Its always funny to quit because I tell people (you know for accountability) and inevitably they respond with --YOU SMOKE? I had no idea. WOW you totally don't fit that profile...you are so healthy, like the healthiest person I know.

These folks are right-I am so damn healthy its insane. Gluten allergy keeps me from eating most American foods that come in a box, or bag for that matter. I have to constantly monitor what I am eating to make sure I am getting way more iron than I need...poor absorption. All of this has been made much easier with myfooddiary.com. LOVE THIS SITE. You can track everything you are eating, including all of the recipes you make which you enter manually ingredient by ingredient and save in your "Frig", and at the end of the day you get a geeky chart telling you all about what you ate....today I got up to 32g of FIBER and 7 g of IRON. WHooo!

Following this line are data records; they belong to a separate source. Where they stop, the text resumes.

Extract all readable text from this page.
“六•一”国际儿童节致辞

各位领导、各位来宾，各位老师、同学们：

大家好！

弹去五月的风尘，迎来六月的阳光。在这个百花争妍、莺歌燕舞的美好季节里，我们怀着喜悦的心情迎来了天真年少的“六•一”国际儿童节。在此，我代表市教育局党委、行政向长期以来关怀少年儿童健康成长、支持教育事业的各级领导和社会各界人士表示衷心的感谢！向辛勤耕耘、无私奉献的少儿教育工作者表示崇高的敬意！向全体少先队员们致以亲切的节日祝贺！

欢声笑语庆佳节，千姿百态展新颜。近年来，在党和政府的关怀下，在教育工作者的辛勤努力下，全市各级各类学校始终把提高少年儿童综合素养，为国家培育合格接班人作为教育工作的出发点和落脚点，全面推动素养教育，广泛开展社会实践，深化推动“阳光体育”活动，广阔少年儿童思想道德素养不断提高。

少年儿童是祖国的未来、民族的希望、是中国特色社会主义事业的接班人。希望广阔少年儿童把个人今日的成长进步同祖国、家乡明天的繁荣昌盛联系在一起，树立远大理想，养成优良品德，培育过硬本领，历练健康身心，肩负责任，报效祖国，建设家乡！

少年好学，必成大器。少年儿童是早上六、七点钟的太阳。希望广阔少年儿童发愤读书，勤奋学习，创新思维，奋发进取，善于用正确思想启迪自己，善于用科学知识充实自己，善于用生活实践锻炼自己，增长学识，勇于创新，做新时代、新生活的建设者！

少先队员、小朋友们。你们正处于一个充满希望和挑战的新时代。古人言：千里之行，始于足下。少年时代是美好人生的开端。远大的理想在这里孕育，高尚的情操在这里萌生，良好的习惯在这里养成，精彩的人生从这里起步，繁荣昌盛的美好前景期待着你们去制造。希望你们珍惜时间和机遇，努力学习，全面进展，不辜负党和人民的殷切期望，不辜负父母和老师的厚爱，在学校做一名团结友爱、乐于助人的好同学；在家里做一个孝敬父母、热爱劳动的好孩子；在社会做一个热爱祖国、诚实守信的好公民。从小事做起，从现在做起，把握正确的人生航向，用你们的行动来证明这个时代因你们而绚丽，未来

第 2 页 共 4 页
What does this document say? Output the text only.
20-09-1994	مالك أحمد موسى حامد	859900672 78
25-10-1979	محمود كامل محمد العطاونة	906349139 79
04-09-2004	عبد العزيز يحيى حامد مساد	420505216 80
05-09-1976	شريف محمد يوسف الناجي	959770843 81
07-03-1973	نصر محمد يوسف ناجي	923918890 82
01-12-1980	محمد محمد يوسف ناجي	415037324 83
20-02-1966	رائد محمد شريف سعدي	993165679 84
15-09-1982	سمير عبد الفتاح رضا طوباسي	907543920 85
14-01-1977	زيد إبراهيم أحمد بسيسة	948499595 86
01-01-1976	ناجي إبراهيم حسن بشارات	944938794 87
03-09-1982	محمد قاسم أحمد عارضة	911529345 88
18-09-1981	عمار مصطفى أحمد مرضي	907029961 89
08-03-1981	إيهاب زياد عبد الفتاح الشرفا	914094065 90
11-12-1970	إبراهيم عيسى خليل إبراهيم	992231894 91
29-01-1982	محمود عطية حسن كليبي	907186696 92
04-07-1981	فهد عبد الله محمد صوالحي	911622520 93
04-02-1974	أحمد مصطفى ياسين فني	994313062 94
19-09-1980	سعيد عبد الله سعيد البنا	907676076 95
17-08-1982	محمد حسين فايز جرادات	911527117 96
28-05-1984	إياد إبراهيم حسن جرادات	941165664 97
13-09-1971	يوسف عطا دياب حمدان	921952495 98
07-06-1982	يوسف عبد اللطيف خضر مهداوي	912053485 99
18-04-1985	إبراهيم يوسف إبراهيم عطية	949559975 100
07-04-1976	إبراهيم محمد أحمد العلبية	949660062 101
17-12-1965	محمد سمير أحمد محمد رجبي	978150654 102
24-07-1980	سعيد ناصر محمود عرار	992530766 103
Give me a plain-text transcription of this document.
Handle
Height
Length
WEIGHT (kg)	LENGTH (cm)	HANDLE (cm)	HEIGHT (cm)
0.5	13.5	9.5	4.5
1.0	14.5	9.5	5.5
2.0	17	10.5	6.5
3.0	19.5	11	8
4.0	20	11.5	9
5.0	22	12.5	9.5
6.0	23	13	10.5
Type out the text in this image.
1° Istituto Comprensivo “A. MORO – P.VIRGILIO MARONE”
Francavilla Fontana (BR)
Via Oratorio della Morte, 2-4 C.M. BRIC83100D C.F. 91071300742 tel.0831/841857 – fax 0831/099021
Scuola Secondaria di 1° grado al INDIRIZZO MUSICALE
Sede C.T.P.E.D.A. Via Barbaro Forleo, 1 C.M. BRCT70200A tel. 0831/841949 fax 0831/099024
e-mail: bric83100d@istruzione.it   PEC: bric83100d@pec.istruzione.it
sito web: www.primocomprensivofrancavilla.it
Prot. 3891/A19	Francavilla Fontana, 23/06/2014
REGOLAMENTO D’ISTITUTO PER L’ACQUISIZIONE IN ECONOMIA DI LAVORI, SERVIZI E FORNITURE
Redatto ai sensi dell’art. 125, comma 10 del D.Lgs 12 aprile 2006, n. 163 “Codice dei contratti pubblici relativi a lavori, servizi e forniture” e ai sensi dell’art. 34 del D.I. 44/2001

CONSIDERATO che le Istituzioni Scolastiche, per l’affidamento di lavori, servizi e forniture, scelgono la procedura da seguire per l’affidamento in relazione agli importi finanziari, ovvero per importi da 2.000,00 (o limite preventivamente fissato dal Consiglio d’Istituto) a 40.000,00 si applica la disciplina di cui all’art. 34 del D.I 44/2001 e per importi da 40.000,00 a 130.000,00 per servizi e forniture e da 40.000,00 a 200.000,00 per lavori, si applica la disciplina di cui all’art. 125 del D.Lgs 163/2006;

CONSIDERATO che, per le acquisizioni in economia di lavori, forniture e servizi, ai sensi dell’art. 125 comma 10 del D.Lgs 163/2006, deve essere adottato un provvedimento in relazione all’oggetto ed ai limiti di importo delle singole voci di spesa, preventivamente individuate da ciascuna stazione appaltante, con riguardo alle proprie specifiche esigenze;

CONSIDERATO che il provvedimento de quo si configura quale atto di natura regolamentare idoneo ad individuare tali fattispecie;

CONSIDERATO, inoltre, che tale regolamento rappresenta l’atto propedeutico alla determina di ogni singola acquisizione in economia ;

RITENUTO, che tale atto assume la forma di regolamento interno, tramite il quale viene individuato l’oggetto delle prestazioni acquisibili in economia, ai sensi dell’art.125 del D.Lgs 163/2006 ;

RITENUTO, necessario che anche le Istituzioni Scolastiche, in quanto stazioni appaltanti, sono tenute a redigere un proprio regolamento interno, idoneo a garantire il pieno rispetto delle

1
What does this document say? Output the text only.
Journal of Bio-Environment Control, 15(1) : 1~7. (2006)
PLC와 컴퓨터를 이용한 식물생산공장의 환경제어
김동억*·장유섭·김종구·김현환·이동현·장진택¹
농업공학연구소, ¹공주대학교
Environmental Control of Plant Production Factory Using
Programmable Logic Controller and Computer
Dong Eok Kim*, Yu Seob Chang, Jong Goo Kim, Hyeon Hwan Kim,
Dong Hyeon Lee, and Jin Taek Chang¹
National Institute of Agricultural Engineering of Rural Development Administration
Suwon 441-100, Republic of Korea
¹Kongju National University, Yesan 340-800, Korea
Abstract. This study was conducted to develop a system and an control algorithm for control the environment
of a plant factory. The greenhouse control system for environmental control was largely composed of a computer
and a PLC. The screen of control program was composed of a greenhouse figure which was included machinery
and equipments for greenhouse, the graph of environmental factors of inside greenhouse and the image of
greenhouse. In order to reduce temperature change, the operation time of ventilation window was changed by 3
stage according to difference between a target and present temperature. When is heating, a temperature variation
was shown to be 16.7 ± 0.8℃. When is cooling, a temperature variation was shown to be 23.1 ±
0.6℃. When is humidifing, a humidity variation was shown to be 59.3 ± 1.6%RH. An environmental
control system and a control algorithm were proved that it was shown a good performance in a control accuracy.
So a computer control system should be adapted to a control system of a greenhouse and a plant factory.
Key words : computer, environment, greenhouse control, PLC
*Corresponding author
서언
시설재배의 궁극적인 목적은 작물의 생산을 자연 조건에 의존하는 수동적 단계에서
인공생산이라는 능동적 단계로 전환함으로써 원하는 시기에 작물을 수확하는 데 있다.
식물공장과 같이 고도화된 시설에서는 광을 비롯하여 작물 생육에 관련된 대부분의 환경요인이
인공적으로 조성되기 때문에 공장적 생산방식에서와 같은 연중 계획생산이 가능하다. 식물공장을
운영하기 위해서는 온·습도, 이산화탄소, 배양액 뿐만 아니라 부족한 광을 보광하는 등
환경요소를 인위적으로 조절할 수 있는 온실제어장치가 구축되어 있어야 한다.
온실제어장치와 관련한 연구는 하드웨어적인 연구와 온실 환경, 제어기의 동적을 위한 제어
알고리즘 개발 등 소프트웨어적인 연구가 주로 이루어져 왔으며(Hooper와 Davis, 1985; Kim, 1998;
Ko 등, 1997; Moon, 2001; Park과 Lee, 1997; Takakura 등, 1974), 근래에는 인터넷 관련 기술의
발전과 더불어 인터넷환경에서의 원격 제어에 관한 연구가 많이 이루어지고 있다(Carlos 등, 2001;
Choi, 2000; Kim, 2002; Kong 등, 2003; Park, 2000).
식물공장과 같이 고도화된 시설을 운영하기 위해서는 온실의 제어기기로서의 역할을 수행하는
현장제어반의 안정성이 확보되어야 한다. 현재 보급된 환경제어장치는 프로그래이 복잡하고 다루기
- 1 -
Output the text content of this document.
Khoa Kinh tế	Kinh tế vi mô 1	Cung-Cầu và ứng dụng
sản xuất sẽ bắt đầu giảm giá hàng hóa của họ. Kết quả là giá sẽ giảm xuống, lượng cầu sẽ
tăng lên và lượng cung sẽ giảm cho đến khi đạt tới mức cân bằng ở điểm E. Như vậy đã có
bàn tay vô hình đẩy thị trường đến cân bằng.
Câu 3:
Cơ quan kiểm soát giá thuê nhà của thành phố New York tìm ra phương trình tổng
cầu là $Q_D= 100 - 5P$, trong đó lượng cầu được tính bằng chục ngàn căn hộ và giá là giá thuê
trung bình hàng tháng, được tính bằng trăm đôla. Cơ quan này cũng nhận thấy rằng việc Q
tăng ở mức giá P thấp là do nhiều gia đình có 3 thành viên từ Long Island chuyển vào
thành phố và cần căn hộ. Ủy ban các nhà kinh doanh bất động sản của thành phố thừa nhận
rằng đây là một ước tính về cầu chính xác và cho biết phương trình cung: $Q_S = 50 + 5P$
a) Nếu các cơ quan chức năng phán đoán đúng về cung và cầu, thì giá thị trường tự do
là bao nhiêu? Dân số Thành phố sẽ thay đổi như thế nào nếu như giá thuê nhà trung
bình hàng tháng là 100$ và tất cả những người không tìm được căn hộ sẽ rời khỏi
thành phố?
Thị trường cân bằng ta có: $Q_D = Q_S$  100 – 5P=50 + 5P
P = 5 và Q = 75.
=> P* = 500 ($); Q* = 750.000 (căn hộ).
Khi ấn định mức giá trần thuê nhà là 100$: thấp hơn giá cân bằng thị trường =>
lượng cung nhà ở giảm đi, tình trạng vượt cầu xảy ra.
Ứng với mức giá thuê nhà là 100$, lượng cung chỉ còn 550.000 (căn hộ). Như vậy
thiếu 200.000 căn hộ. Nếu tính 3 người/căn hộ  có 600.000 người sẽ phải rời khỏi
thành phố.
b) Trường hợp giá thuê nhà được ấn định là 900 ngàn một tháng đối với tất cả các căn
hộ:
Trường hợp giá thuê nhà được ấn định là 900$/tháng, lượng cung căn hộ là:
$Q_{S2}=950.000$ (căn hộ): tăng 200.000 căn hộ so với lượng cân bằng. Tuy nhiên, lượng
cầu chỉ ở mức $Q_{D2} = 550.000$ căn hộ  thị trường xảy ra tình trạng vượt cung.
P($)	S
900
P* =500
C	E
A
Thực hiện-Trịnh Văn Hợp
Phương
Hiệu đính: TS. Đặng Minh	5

ANYWAY, back to the smoking quitting project. Things I am doing:

1.) YOGA--starting a practice at a local studio and going to my gym twice a week.
2.) PILATES-Continuing my practice with the awesome teacher at my gym. Starting private sessions.
3.) CARDIO--Trying to hit the gym twice a week, 30 minute pops to get some cardio in.
4.) MEDITATION--Started meditating a few months ago...its not easy but I am trying to expand my practice.
5.) Stop-IT! Smoking tablets--I bought the whole STOP IT! Smoking system at Whole Foods (LOVE IT!). While these are chalk full of herbs that are suppose to help decrease cravings...they are also prescribed on a tricky regimen that I believe helps more than anything. Its like a small ongoing project all day to remember oh, I just ate a lozenge so I can not eat anything for 10 minutes..or I need to suck on this lozenge, not bite it.

10 days and I continue to count down. I read recently that it takes at least 21 days to incorporate new habits into your lifestyle...I will keep you posted.